South Korea’s top court upheld a ruling by a lower court that said GM Korea should include its monthly paid bonus and family allowance as part of the regular wages, which forms the basis for calculating each employees‘ additional allowances.

The ruling marked the first time the Supreme Court reached a decision specifically on the performance-based salaries in relation to regular wages. The court had ruled in December 2013 that regularly paid bonuses should be regarded as regular wages.

Korean law stipulates that regular wages are hourly, daily, weekly, monthly or contracted fees paid to a worker routinely, but there has been consistent dispute over whether it should also include regularly paid bonuses and allowances.

Debate over the scope of regular pay was ignited in 2013 when GM chief Daniel Akerson requested President Park Geun-hye address the regular wages issue before the company invested an additional $8 billion into the country.

The ruling Saenuri Party has been revising the labor law as part of labor reforms. The revised version excludes additional payments based on each employee‘s circumstance or performance.

The Federation of Korea Trade Unions welcomed the court’s decision and called on the government and the ruling party to “immediately stop their push to expand the scope of excluded categories from the regular wages.”

Thursday’s ruling is likely to have rippling effects throughout the industry, which has complained over possible surges in personnel expenses if the regular wages encompass the bonuses and allowances.

The 2013 ruling, meanwhile, had said that an employee’s right to receive the unpaid wages may be restricted if the company’s operations would be greatly disrupted by the payment, leaving room for different interpretations over how to measure a company‘s anticipated hardship.

Since 2006, GM Korea has been paying what is referred to in Korea as “accomplishment salaries,” a form of bonus based on the respective workers’ performance evaluation the year before. The bonus is set as high as seven times the amount of each employee‘s monthly base pay, and is handed out on a monthly basis.

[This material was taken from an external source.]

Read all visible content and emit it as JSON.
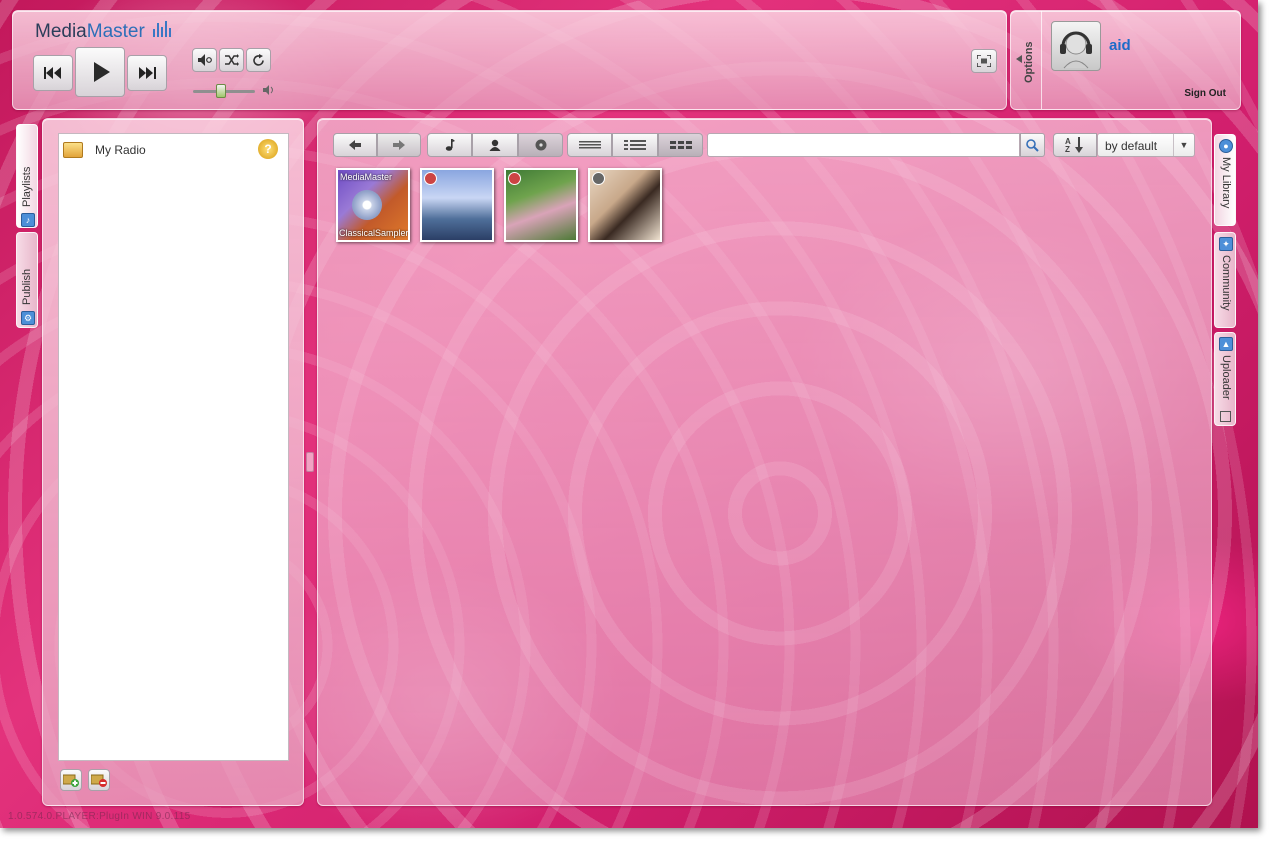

But when GM Korea excluded the accomplishment salary and other allowances when setting regular wages, employees filed a lawsuit against the company in 2007. GM Korea has said the bonus should be excluded, as it differs for each employee, but the workers said it is regularly paid and has a fixed rate.

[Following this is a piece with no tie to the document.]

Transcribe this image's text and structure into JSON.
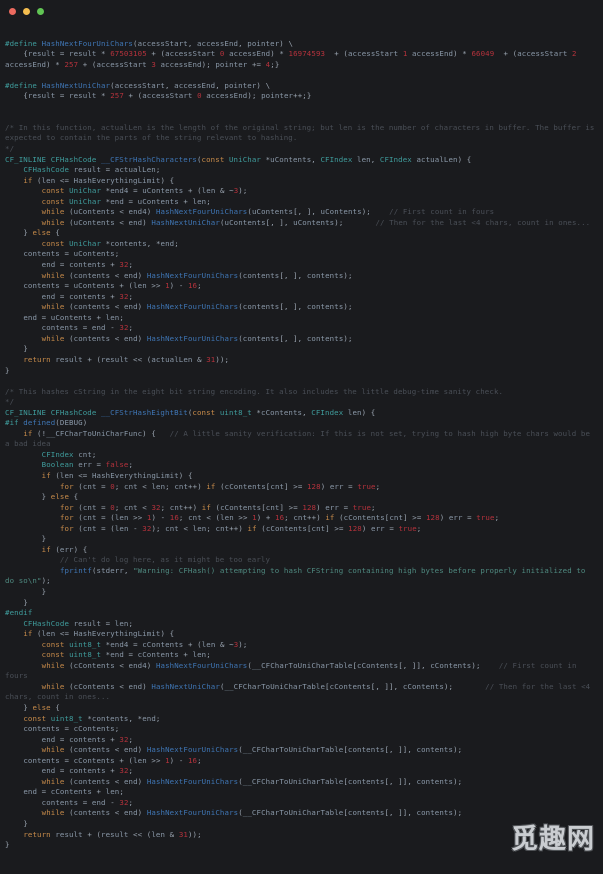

“Since the amount of accomplishment salary is already fixed in the year that they are paid, it should be included in the regular wages,” the court said in its ruling. It stipulated the criteria for regular wages as regularity, fixed rate and uniformity, and pointed out the bonus is paid to even first-year workers with no previous performance record.

But the court remanded the case of including other allowances ― such as for insurance fees and vacations ― as part of the regular salary to the Seoul High Court.

In a separate case on Nov. 2, Seoul High Court turned down five GM Korea workers’ lawsuit against the company to pay them extra fees that would have incurred if their past regular wages included regularly paid bonuses.

It pointed out that paying the extra wages would cause great difficulties to the company, which had already suffered from an annual loss of 60 billion won ($52.3 million) from 2008 to 2010.

But the court handed victory to 933 workers of Korea Southern Power Co. Ltd. on a similar request, pointing out that paying the additional wages would not force the company into hardships.